Non va d’altro canto sottovalutata l’atmosfera carica di fervore devozionale di quegli anni, alla cui formazione contribuirono eventi straordinari, come la cosiddetta crociata dei fanciulli e l’opera di predicazione di messi papali in Germania come Giovanni di Xanten, Oliviero di Colonia e Giovanni di Hildesheim, tutti presenti alla cerimonia di incoronazione di Aquisgrana (cfr. Alphandéry - Dupront 1974, pp. 348-350). Il voto per la crociata è stato dunque considerato da alcuni storici come un evento esemplificativo della religiosità personale di Federico e come un’azione mediante la quale egli volesse rendere grazie a Dio per gli inaspettati successi ottenuti in Germania e mostrarsi ai suoi sudditi come un sovrano esemplare (cfr. Stürner 2009, p. 265; Schaller 1997).

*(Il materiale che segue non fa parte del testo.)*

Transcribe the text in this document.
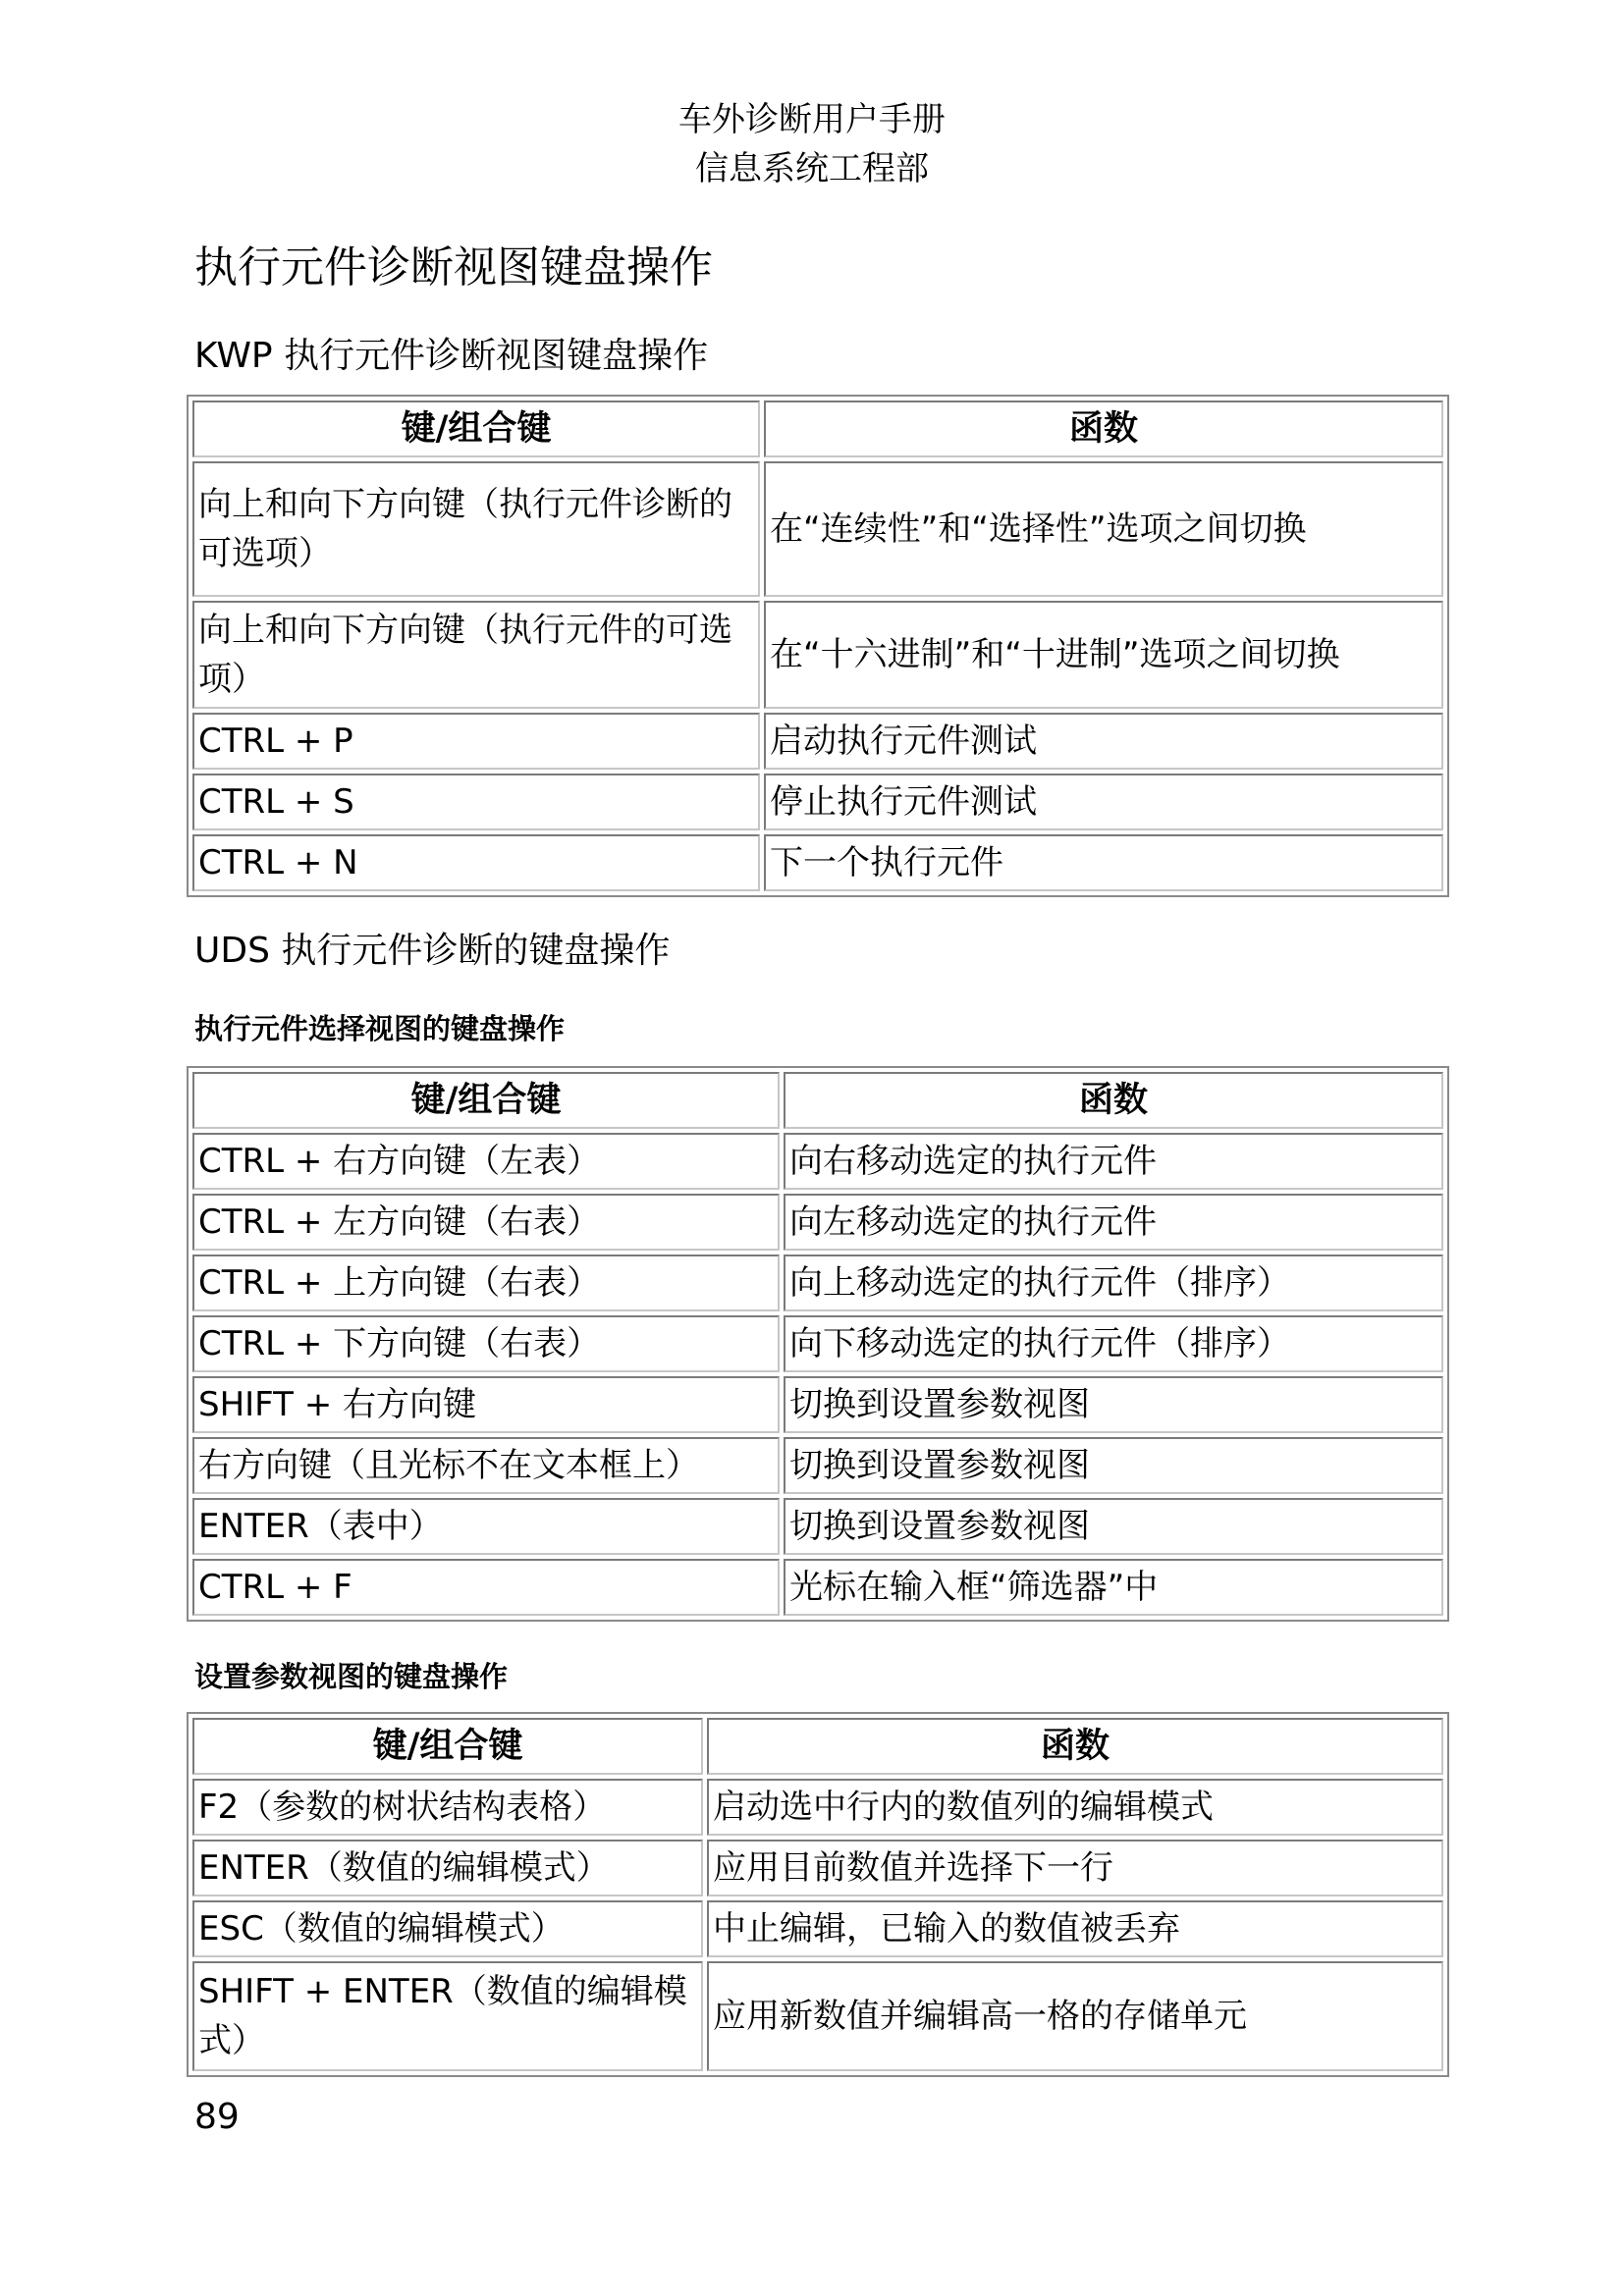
车外诊断用户手册
信息系统工程部
执行元件诊断视图键盘操作
KWP 执行元件诊断视图键盘操作
键/组合键	函数
向上和向下方向键（执行元件诊断的可选项）	在“连续性”和“选择性”选项之间切换
向上和向下方向键（执行元件的可选项）	在“十六进制”和“十进制”选项之间切换
CTRL + P	启动执行元件测试
CTRL + S	停止执行元件测试
CTRL + N	下一个执行元件
UDS 执行元件诊断的键盘操作
执行元件选择视图的键盘操作
键/组合键	函数
CTRL + 右方向键（左表）	向右移动选定的执行元件
CTRL + 左方向键（右表）	向左移动选定的执行元件
CTRL + 上方向键（右表）	向上移动选定的执行元件（排序）
CTRL + 下方向键（右表）	向下移动选定的执行元件（排序）
SHIFT + 右方向键	切换到设置参数视图
右方向键（且光标不在文本框上）	切换到设置参数视图
ENTER（表中）	切换到设置参数视图
CTRL + F	光标在输入框“筛选器”中
设置参数视图的键盘操作
键/组合键	函数
F2（参数的树状结构表格）	启动选中行内的数值列的编辑模式
ENTER（数值的编辑模式）	应用目前数值并选择下一行
ESC（数值的编辑模式）	中止编辑，已输入的数值被丢弃
SHIFT + ENTER（数值的编辑模式）	应用新数值并编辑高一格的存储单元
89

Il voto per la crociata di Federico produsse notevoli effetti in tutto l’Occidente e impressionò l’opinione pubblica contemporanea. Le reazioni positive suscitate da questo evento sono ben rappresentate proprio da Totz hom qui ben comens’e ben fenis, che costituisce una testimonianza della sentita partecipazione alla situazione della Terrasanta anche da parte di circoli decisamente ostili al papato (Guida 1992, p. 231). Guillem Figueira può infatti essere considerato portavoce degli ambienti in aperto dissenso con la Chiesa, come dimostra la sua produzione poetica apertamente ghibellina e anticlericale, rappresentata chiaramente dalla sua opera più conosciuta, il lungo sirventese contro la curia romana, D’un sirventes far (BdT 217.2).

 

 

Bibliografia

 

Alphandéry - Dupront 1974

 Paul Alphandéry - Alphonse Dupront, La cristianità e l’idea di crociata, Bologna 1974.

 

De Bartholomaeis 1931

Vincenzo De Bartholomaeis, Poesie provenzali storiche relative all’Italia, 2 voll., Roma 1931.

 

Guida 1992

Saverio Guida, Canzoni di crociata, Parma 1992.

 

Houben 2013

Hubert Houben, Federico II. Imperatore, uomo, mito, Bologna 2013.

 

Kantorowicz 1976

Ernst Kantorowicz, Federico II imperatore, Milano 1976.

 

Levy 1880

Emil Levy, Guilhem Figueira, ein provenzalischer Troubadour, Berlin 1880.

 

Schaller 1997

Hans Martin Schaller, «La religiosità dell’Imperatore Federico II», Tabulae del centro studi federiciani, 10, 1997, pp. 33-61.

 

Stürner 2009

Wolfgang Stürner, Federico II e l’apogeo dell’Impero, Roma 2009.